For Julian Le Grand, the London School of Economics professor who headed the independent review into Birmingham, the city council was proof that the current choice of interventions was not enough.
“We were struck by the fact that the options for trying to improve things at Birmingham are very limited,” he says.
“As the report says, we did consider the option of asking another local authority to take it over or working with a social enterprise or setting up an independent organisation as we did in Doncaster, but, frankly, it was not feasible.
Lack of options for intervention
“None of those options were available. The capacity really isn’t there in either local authorities or in social enterprises or independent trusts to take over something on the scale of Birmingham.
“That really did severely limit our options to what we could recommend so, in the end, we decided to supplement the management capacity of Birmingham, which we already had some confidence in, by appointing a commissioner with an expert panel.”
But the lack of options prompted the suggestion of a further review to arm the Department for Education with new ways to address the problem of failing children’s social services.
“We just think that in the longer term the secretary of state needs to have more options open to him or her when there’s a failing children’s service as to what can be done,” says Le Grand.
It did not take children’s minister Edward Timpson long to agree. On the day the Birmingham review was published, he accepted the recommendation and asked Le Grand to lead the work on the new improvement capacity review.
“It is vital that we are able to act swiftly,” Timpson wrote in the letter informing Le Grand that he had accepted the proposal.
It’s early days for the review. The terms of reference that will spell out its exact remit has yet to be drawn up. But two things are known.
The first is that the review is to be ready by the end of September. The second is that Le Grand will be working on it with the same key people who carried out the review of Birmingham’s situation: chief social worker for children Isabelle Trowler and Hackney’s director of children’s services Alan Wood, who has just become president of the Association of Directors of Children’s Services (ADCS).

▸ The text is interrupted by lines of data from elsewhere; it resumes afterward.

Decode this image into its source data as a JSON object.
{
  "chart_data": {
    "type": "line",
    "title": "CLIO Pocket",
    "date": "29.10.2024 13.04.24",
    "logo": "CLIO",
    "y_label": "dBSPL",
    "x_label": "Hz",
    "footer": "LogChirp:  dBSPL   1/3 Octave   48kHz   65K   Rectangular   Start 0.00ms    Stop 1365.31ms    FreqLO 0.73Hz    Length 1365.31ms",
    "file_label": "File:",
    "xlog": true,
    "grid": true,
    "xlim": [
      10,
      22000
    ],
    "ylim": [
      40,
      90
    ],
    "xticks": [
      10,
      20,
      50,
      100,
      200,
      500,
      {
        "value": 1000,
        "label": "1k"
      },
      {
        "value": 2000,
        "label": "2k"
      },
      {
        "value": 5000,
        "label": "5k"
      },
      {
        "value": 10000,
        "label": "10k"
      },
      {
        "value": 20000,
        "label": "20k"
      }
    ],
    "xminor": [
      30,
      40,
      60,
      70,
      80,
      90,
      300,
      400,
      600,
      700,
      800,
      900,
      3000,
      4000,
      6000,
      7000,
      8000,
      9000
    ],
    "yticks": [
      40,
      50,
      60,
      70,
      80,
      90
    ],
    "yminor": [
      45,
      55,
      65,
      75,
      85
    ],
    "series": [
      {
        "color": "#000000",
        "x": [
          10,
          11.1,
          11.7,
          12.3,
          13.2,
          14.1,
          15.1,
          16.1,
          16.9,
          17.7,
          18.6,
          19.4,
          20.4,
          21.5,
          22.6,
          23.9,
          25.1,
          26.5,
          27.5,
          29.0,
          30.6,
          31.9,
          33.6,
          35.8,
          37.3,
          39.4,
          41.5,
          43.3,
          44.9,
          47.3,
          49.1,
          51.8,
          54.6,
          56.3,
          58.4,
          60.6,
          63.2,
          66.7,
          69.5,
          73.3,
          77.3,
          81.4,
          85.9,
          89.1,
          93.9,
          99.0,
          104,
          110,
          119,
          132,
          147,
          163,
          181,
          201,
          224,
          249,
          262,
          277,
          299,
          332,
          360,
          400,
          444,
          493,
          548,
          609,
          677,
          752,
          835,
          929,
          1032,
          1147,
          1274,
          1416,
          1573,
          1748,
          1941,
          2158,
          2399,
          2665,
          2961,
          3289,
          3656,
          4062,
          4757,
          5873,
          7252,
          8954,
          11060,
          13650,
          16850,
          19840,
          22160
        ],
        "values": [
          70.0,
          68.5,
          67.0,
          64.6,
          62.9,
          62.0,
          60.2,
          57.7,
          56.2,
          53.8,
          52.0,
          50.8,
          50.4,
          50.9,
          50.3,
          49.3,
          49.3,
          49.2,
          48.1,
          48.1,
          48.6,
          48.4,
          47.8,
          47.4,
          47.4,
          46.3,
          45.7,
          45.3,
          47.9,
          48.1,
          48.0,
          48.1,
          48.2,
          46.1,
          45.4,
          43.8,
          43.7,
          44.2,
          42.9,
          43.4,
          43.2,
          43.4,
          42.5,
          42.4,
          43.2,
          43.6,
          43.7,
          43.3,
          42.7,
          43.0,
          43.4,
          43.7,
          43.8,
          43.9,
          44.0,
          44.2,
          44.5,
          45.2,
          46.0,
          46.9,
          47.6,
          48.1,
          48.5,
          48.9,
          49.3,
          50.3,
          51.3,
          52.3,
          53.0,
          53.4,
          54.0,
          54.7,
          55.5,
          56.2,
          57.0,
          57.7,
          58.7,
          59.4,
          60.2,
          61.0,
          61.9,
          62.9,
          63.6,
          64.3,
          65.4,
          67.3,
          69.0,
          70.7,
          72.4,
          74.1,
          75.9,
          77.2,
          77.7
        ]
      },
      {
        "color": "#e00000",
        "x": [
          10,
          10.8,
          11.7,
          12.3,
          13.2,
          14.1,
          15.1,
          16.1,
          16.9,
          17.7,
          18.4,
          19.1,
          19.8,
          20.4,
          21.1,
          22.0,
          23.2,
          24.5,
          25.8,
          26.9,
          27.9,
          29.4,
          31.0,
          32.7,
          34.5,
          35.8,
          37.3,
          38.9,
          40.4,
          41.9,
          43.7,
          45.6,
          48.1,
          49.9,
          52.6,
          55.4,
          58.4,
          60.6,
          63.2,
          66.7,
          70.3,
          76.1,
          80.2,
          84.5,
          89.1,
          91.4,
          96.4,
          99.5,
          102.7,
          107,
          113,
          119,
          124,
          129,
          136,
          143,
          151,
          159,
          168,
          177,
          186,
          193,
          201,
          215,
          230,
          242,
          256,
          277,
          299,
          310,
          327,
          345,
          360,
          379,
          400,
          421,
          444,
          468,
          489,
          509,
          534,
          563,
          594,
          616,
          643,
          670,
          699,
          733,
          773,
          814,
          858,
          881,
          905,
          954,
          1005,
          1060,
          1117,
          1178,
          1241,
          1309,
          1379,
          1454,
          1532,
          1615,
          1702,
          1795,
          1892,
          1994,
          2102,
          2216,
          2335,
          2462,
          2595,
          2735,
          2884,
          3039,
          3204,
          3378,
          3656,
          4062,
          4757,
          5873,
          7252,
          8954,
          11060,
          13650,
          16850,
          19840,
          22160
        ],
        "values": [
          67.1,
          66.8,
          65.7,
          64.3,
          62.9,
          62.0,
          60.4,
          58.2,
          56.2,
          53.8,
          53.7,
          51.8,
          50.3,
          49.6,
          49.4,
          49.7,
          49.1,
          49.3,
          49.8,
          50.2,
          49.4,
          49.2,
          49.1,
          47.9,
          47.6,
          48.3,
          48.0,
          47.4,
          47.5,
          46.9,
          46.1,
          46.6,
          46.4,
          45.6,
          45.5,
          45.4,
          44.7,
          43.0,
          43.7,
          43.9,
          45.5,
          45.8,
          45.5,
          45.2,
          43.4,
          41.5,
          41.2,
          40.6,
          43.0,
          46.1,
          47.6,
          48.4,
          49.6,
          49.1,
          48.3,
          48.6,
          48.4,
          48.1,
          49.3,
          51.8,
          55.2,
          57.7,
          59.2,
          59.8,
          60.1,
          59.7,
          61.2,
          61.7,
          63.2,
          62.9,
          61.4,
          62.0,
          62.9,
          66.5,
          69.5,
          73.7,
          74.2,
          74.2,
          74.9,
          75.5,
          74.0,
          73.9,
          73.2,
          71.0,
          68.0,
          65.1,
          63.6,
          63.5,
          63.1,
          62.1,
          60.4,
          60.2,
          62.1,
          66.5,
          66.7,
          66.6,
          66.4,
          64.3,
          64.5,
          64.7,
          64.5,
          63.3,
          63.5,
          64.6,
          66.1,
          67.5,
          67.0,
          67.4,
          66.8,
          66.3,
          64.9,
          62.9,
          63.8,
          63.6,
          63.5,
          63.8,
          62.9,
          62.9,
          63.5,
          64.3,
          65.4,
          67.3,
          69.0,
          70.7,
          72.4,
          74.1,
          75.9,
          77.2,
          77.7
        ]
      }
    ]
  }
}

Review ‘not about outsourcing all children’s services’
Le Grand says the review is very much about how deal with the worst-performing services. “This isn’t some sort of massive revolution to outsource all children’s services,” he says. “It’s more to increase the options available to the secretary of state when they are confronted with failing local authorities.”
Some, however, worry about the context that gave rise to the review.
“We haven’t seen the terms of reference yet, but the review needs to guard against coming in as a reaction to a poor inspection,” says Stockport’s director of children’s services, Andrew Webb, who ended his stint as ADCS president this week.
“The government has engaged the wider sector in this, so we are going into it in the spirit of doing what we can to ensure that children’s services improve in those areas where they need to improve, but we do have some concerns that it is a reactive, not a preventative, approach that is being taken.”
Webb says the review needs to avoid ending up too focused on changing systems as the real answers may lie elsewhere.
“In some places it is quite clear that various parts of the much wider safeguarding system are not working together,” he says. “So, if you take the notion that safeguarding is everybody’s business, we need to look at that variable picture and say what kind of interventions do we need when the system has broken down and there isn’t good communication between the parties or a shared sense of responsibility.”
Shortage of experienced social workers
And one problem that no amount of shuffling of chairs can fix is the shortage of experienced social workers.
“One of the key components of a safeguarding system is the capacity of the social work system and one of the things that causes the most variability is the local ability to recruit and retain good quality social workers and have them targeted effectively,” adds Webb.
“So if you look at that, you might find there is a better way of doing it, but by the same token, there isn’t a glut of under-employed or unemployed social workers with a lot of experience who are able to move into areas that are struggling. A structural solution is not necessarily going to address that problem.”
The launch of the improvement review also comes just under a year after the government withdrew its support for the Children’s Improvement Board, an initiative that Webb says was making good progress towards helping stop councils from ending up in the kind of situation Birmingham is today.
“Early identification of authorities with problems was something that the Children’s Improvement Board was starting to develop,” says Webb. “Having the capacity to support an authority or system early, rather than let it collapse, as it were, has got to be in everybody’s interest.”
Whether the review will end up solely about emergency action for failing services remains to be seen, but Le Grand feels that it is vital for the government to have options at the ready should it end up facing another Birmingham or Doncaster.
“There are a number of local authorities in difficulty with their children’s services and in Birmingham itself the improvements are modest and very fragile,” he says. “So we wanted to make sure that if, and it is an if, there is additional capacity out there or capacity that could be generated that it is available before the next emergency.”